My piece that appeared on The Jewish Pluralist website this past week:
Pope Francis in Palestine and Israel
Kathleen Kern
“I have a huge crush on the Pope,” I announced to my coworkers in our Hebron apartment* over supper last fall. “I suppose that’s weird, being Mennonite and all, but…”
“No,” my teammate said, “I’m Muslim and I have a crush on the Pope.”
Even my Jewish husband—who was at first skeptical of Pope Francis because of his silence as Archbishop in Argentina during the 1970s-80s when the U.S.-backed junta was torturing and murdering thousands of Argentineans—has admitted he has been a drastic improvement over recent occupants of the Papal See.

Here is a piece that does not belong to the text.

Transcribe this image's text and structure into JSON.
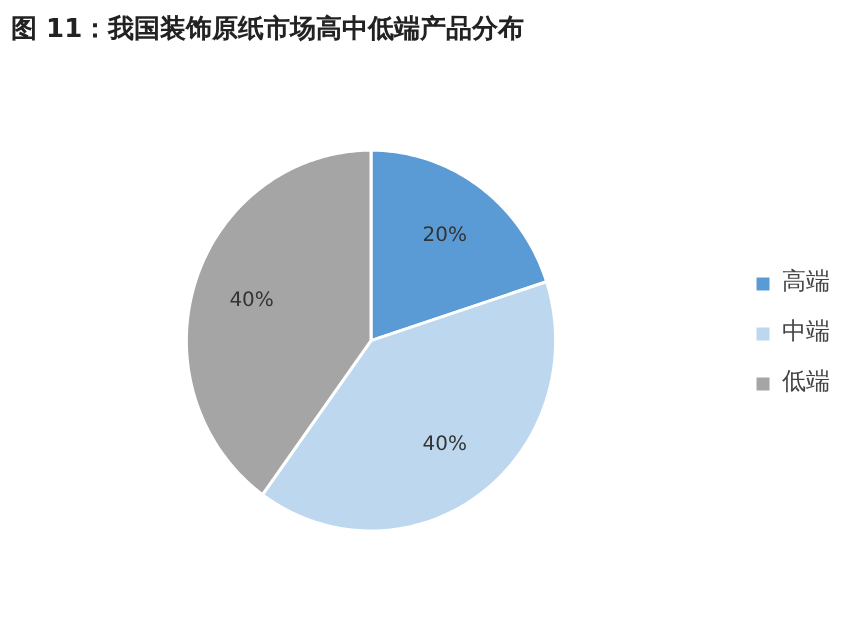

For me, the priority Francis places on caring for the marginalized, and the way he seems to have marginalized more popular obsessions of the Catholic church hierarchy tell me that he is serious about following Jesus, and encouraging the wider church to do so. And let’s face it, the guy is a champion when it comes to symbolism: washing the feet of Muslim women prisoners, confiscating the mansion of a rich bishop and turning it into a soup kitchen, choosing not to live himself in the luxurious Papal palace, but in small monastery apartment.
So I expected a certain amount of symbolism when he arrived in Israel/Palestine this past weekend. And sure enough, that moment happened at the wall that surrounds Bethlehem and which has strangled its economy: the Apartheid/Separation/Security Wall/Fence/Barrier.

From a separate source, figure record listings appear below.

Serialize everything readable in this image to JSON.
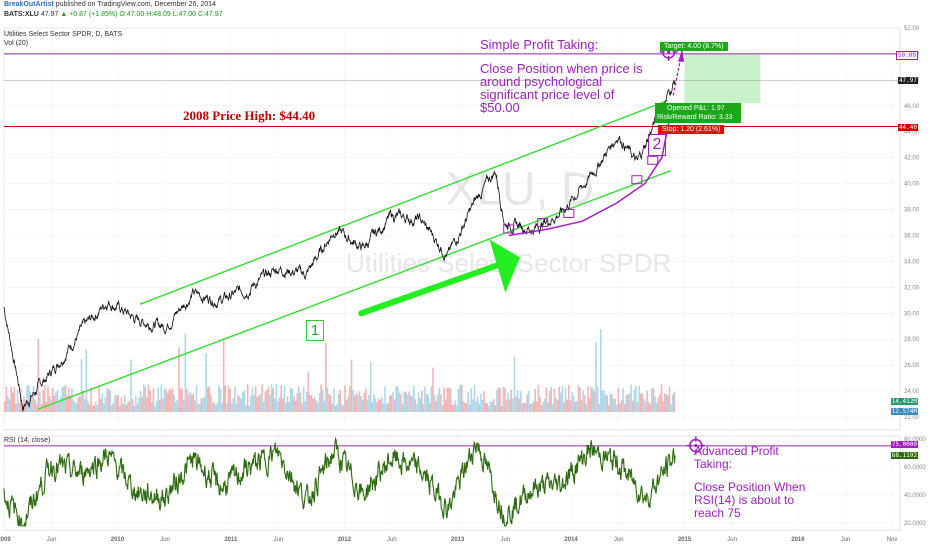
{
  "header": {
    "publisher": "BreakOutArtist",
    "publisher_suffix": " published on TradingView.com, December 26, 2014",
    "symbol": "BATS:XLU",
    "last": "47.97",
    "change": "▲ +0.87 (+1.85%)",
    "ohlc": "O:47.00 H:48.09 L:47.00 C:47.97",
    "chart_title": "Utilities Select Sector SPDR, D, BATS",
    "volume_label": "Vol (20)",
    "rsi_label": "RSI (14, close)"
  },
  "watermark": {
    "ticker": "XLU, D",
    "name": "Utilities Select Sector SPDR"
  },
  "annotations": {
    "high_2008": "2008 Price High: $44.40",
    "simple_title": "Simple Profit Taking:",
    "simple_body": "Close Position when price is around psychological significant price level of $50.00",
    "advanced_title": "Advanced Profit Taking:",
    "advanced_body": "Close Position When RSI(14) is about to reach 75",
    "label_1": "1",
    "label_2": "2",
    "target": "Target: 4.00 (8.7%)",
    "opened_pl": "Opened P&L: 1.97",
    "risk_reward": "Risk/Reward Ratio: 3.33",
    "stop": "Stop: 1.20 (2.61%)"
  },
  "price_tags": {
    "level_50": "50.00",
    "last": "47.97",
    "level_4440": "44.40",
    "vol_a": "14.412M",
    "vol_b": "12.574M",
    "rsi_75": "75.0000",
    "rsi_val": "68.1192"
  },
  "colors": {
    "price_line": "#111111",
    "channel": "#33dd33",
    "arrow": "#22ee22",
    "accent": "#a020c0",
    "high_line": "#cc0000",
    "target_zone": "#b8eeb8",
    "volume_up": "#9fd0e8",
    "volume_down": "#f0a8a8",
    "rsi_line": "#2e6b10"
  },
  "chart_data": [
    {
      "type": "line",
      "title": "Utilities Select Sector SPDR, D, BATS",
      "series": [
        {
          "name": "",
          "x": [
            "2009-01",
            "2009-03",
            "2009-06",
            "2009-09",
            "2009-12",
            "2010-03",
            "2010-06",
            "2010-09",
            "2010-12",
            "2011-03",
            "2011-06",
            "2011-09",
            "2011-12",
            "2012-03",
            "2012-06",
            "2012-09",
            "2012-12",
            "2013-03",
            "2013-05",
            "2013-06",
            "2013-09",
            "2013-12",
            "2014-03",
            "2014-06",
            "2014-08",
            "2014-10",
            "2014-11",
            "2014-12"
          ],
          "y": [
            30.5,
            22.8,
            25.5,
            28.5,
            31.0,
            29.5,
            29.0,
            31.5,
            31.0,
            32.0,
            33.5,
            33.0,
            36.5,
            35.0,
            37.5,
            37.2,
            34.5,
            38.8,
            41.0,
            37.0,
            36.5,
            37.8,
            40.5,
            43.8,
            41.5,
            45.0,
            46.5,
            47.97
          ]
        }
      ],
      "xticks": [
        "2009",
        "Jun",
        "2010",
        "Jun",
        "2011",
        "Jun",
        "2012",
        "Jun",
        "2013",
        "Jun",
        "2014",
        "Jun",
        "2015",
        "Jun",
        "2016",
        "Jun",
        "Nov"
      ],
      "yticks": [
        "52.00",
        "50.00",
        "48.00",
        "46.00",
        "44.00",
        "42.00",
        "40.00",
        "38.00",
        "36.00",
        "34.00",
        "32.00",
        "30.00",
        "28.00",
        "26.00",
        "24.00",
        "22.00"
      ],
      "ylim": [
        21,
        52
      ],
      "horizontal_lines": [
        50.0,
        44.4
      ],
      "grid": true
    },
    {
      "type": "line",
      "title": "RSI (14, close)",
      "series": [
        {
          "name": "",
          "x": [
            "2009-01",
            "2009-03",
            "2009-06",
            "2009-09",
            "2009-12",
            "2010-03",
            "2010-06",
            "2010-09",
            "2010-12",
            "2011-03",
            "2011-06",
            "2011-09",
            "2011-12",
            "2012-03",
            "2012-06",
            "2012-09",
            "2012-12",
            "2013-03",
            "2013-06",
            "2013-09",
            "2013-12",
            "2014-03",
            "2014-06",
            "2014-09",
            "2014-12"
          ],
          "y": [
            40,
            20,
            62,
            55,
            68,
            42,
            38,
            65,
            45,
            60,
            70,
            35,
            72,
            40,
            66,
            58,
            30,
            78,
            25,
            45,
            48,
            72,
            62,
            38,
            68.1192
          ]
        }
      ],
      "yticks": [
        "80.0000",
        "60.0000",
        "40.0000",
        "20.0000"
      ],
      "ylim": [
        15,
        82
      ],
      "horizontal_lines": [
        75
      ],
      "grid": true
    }
  ]
}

Pictures of him laying his hand on the wall and pressing his forehead against it were probably meant to evoke the reverence with which people make contact with the Kotel on the Temple Mount/Haram al Sharif. Someone on my Twitter feed crowed, “This picture is worth a thousand Kerry visits.” But in a picture of the Pope laying his head against the wall I see something else. I see a certain slump in his shoulders. I see depression. I see futility—a “God, you must do something, I can do nothing” attitude.
Perhaps I am projecting. You see, I am married to someone who strongly believes in the two state solution as do his J-Street colleagues, whom I like and admire. And the human rights milieu in which I work contains strong proponents for the one-state solution, whom I like and admire. And I, who have worked in Hebron since 1995 and seen the settler population in East Jerusalem and the West Bank grow from 150,000 to 500, 000 believe this:
Neither solution, as I have studied them, can possibly work, not with the craven Israeli and Palestinian political leadership in power now. Not with Israel holding all the cards and continually confiscating land in the West Bank and building settlements while it claims to want negotiations. Not with the U.S. Congress prepared to give Israel all the aid it wants, no questions asked. I do not see what new or creative ideas Shimon Peres or Mahmoud Abbas, whom the Pope invited to the Vatican while he was in the region, could possibly have to offer to the peace process.
If some solution does come, it will not come from Popes or Presidents, but from people that nobody is watching right now. People who see a chink in the wall of the Occupation that is not widely visible now and a way to bring at least a small part of it down. They in turn will inspire others to bring another part of it down and so on and so on, and finally the politicians will move in, legislate the end and take credit for it.
But I have a feeling that Pope Francis, if no one has assassinated him by then, will know who’s responsible and will give credit where it’s due. (Okay, yeah, I have this worldview thing…)
*I work for a Human Rights organization called Christian Peacemaker Teams. We have projects in Colombia, Iraqi Kurdistan, Palestine and with Indigenous Nations in North America.